Thursday, August 22, 2013

Index creation in Teradata

There are two types of indexes in Teradata, namely Primary Index and Secondary index. primary index should be created while creating table, whereas secondary index can be created after table has been created.

Secondary index create syntax:

non-unique(NUSI):

Create Index indexname(col1,col2,...) on databasename.tablename;

unique(USI):

Create Unique Index indexname(col1,col2,...) on databasename.tablename;

Tuesday, August 20, 2013

What is Hot Amp in Teradata?

Hot Amp is situation when one or few AMP's in the system work more than other AMP's in the system due to uneven data distribution among the AMP's.

when a select query is executed on skewed tables, few amps with more data will work longer while other AMP's with lower data volume will finish its processing earlier and sit idle waiting for Hot AMP's to finish its processing. in this scenario the overall query performance directly proportional to the Hot AMP's performance.

Find Skewed tables

we can find the skewed tables of a system by using below query, we can use the skewed tables for Primary Index revisit for performance enhancement of overall system.

Lock Dbc.TableSize For Access
Lock Dbc.diskspace For Access
SELECT b.databasename,b.TableName AS TableName,c.tablekind,SUM(CurrentPerm) /1024/1024 AS "CurrentPerm(MB)",
SUM(PeakPerm)/1024/1024 AS "PeakPerm(MB)",(100 - (AVG(CurrentPerm)/MAX(CurrentPerm)*100)) AS SkewFactor
FROM Dbc.TableSize b,dbc.tables c, (
Select
databasename ,zeroifnull((Max(currentperm) - Avg(currentperm))/max(nullifzero(currentperm)) * 100) As SKW
From dbc.diskspace
Group By 1
Having SKW >=10 ) a
WHERE b.DataBaseName=a.databasename
and c.tablename=b.tablename
and c.tablekind='T'
Group By 1,2,3
Having SkewFactor >=20
Order By "CurrentPerm(MB)" desc;

Hash function in teradata

Data distribution of a table on all AMP's depends on Hashvalue calculated on Primary Index value, Teradata has is own algorithm to calculate hash value. There are four type of hash functions in Teradata which simulate the hash algorithm, which can be used to find the data distribution of a table.

1. HASHROW(column1,..)
2. HASHBUCKET(Hashrow)
3. HASHAMP(hashbucket)
4. HASHBAKAMP(hashbucket)

Query to check data distribution of a table:

SELECT HASHAMP (HASHBUCKET (HASHROW (columnName))) AS “AMPNO”, COUNT (*) FROM Tablename GROUP BY 1 ORDER BY 2 DESC;

You can use below query to check on which amp number, amp bucket number a particular value will be mapped to.
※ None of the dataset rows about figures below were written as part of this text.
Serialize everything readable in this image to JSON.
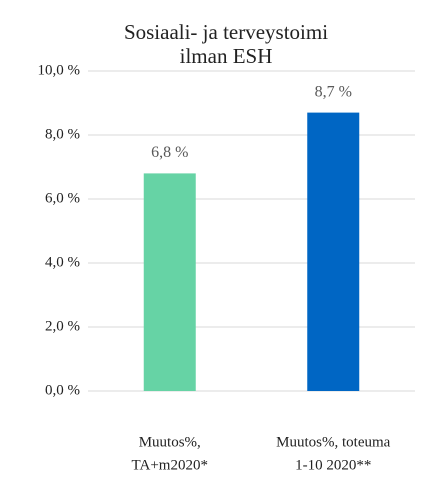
{
  "chart_data": {
    "type": "bar",
    "title": [
      "Sosiaali- ja terveystoimi",
      "ilman ESH"
    ],
    "categories": [
      [
        "Muutos%,",
        "TA+m2020*"
      ],
      [
        "Muutos%, toteuma",
        "1-10 2020**"
      ]
    ],
    "values": [
      6.8,
      8.7
    ],
    "value_labels": [
      "6,8 %",
      "8,7 %"
    ],
    "colors": [
      "#66d3a5",
      "#0066c4"
    ],
    "ylim": [
      0,
      10
    ],
    "yticks": [
      {
        "value": 0,
        "label": "0,0 %"
      },
      {
        "value": 2,
        "label": "2,0 %"
      },
      {
        "value": 4,
        "label": "4,0 %"
      },
      {
        "value": 6,
        "label": "6,0 %"
      },
      {
        "value": 8,
        "label": "8,0 %"
      },
      {
        "value": 10,
        "label": "10,0 %"
      }
    ],
    "grid": true
  }
}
SELECT HASHROW ('motivation') AS "Hash Value"
, HASHBUCKET (HASHROW ('motivation')) AS "Bucket No"
, HASHAMP (HASHBUCKET (HASHROW ('motivation'))) AS "AMP No"
, HASHBAKAMP (HASHBUCKET (HASHROW ('motivation'))) AS "AMP Fallback No" ;

you can use HASHROW() function to check hash collision.

SELECT HASHROW ('motivation') AS "Hash Value";

Monday, August 12, 2013

Teradata Viewpoint Services

Teradata viewpoint is web application and is very interactive and efficient monitoring tool, which replace teradata manager and its functionality from version td13, it is installed and run on dedicated server in the network to capture various monitoring and performance data of teradata database system.
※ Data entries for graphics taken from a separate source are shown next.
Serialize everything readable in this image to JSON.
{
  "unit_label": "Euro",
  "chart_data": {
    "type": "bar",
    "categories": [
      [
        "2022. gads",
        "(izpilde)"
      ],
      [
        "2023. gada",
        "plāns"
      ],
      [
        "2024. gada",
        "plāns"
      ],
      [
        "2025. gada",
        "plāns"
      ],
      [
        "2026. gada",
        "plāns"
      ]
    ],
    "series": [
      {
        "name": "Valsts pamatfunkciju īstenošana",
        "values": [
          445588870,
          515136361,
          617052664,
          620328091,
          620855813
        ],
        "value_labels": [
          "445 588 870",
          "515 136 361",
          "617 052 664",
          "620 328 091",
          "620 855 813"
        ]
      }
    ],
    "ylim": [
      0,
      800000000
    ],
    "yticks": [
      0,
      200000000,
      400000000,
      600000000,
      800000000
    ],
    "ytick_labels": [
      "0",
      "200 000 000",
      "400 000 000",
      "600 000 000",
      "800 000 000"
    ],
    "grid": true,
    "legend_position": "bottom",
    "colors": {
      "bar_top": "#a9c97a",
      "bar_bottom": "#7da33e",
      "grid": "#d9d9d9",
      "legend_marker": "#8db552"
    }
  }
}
viewpoint basically capture data using its data collection service (dcs) and save it to its back-end database runs in postgressql database, its portal service called viewpoint service displays the collected information interactively on viewpoint portlet.
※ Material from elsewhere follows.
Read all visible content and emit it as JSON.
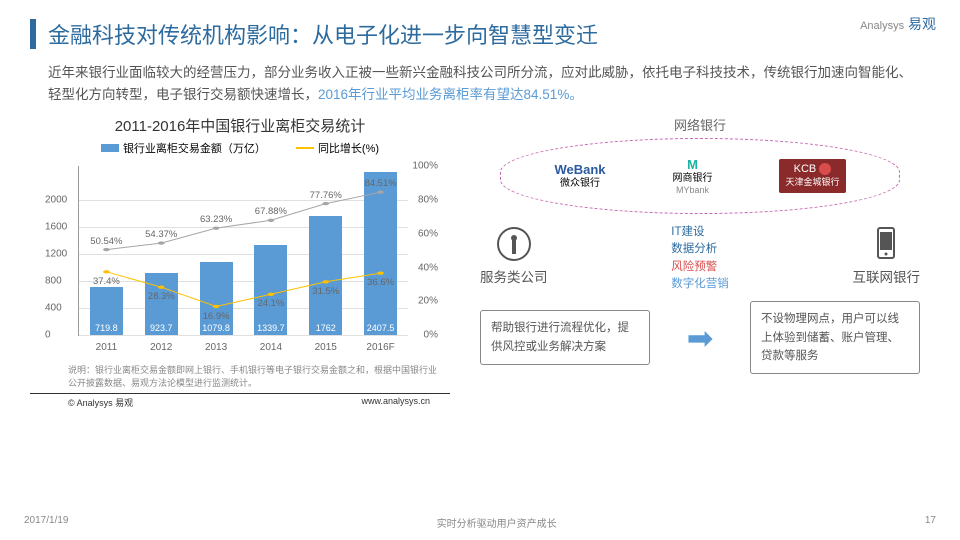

there is mainly 3 services which manage the viewpoint operation
1. viewpoint (portal service).
2. dcs (data collector service)
3. postgresql (back-end database service)

we can check the status of services or start/stop/restart as we face some issue

$/etc/init.d/dcs start/stop/status

$/etc/init.d/postgresql start/stop/status

$/etc/init.d/viewpoint start/stop/status

we have their respective log files to check for any error or warnings.

/opt/teradata/viewpoint/logs/viewpoint.log

/opt/teradata/dcs/logs/dcs.log

* apart from these services there is supporting service called CAM services for all java based services.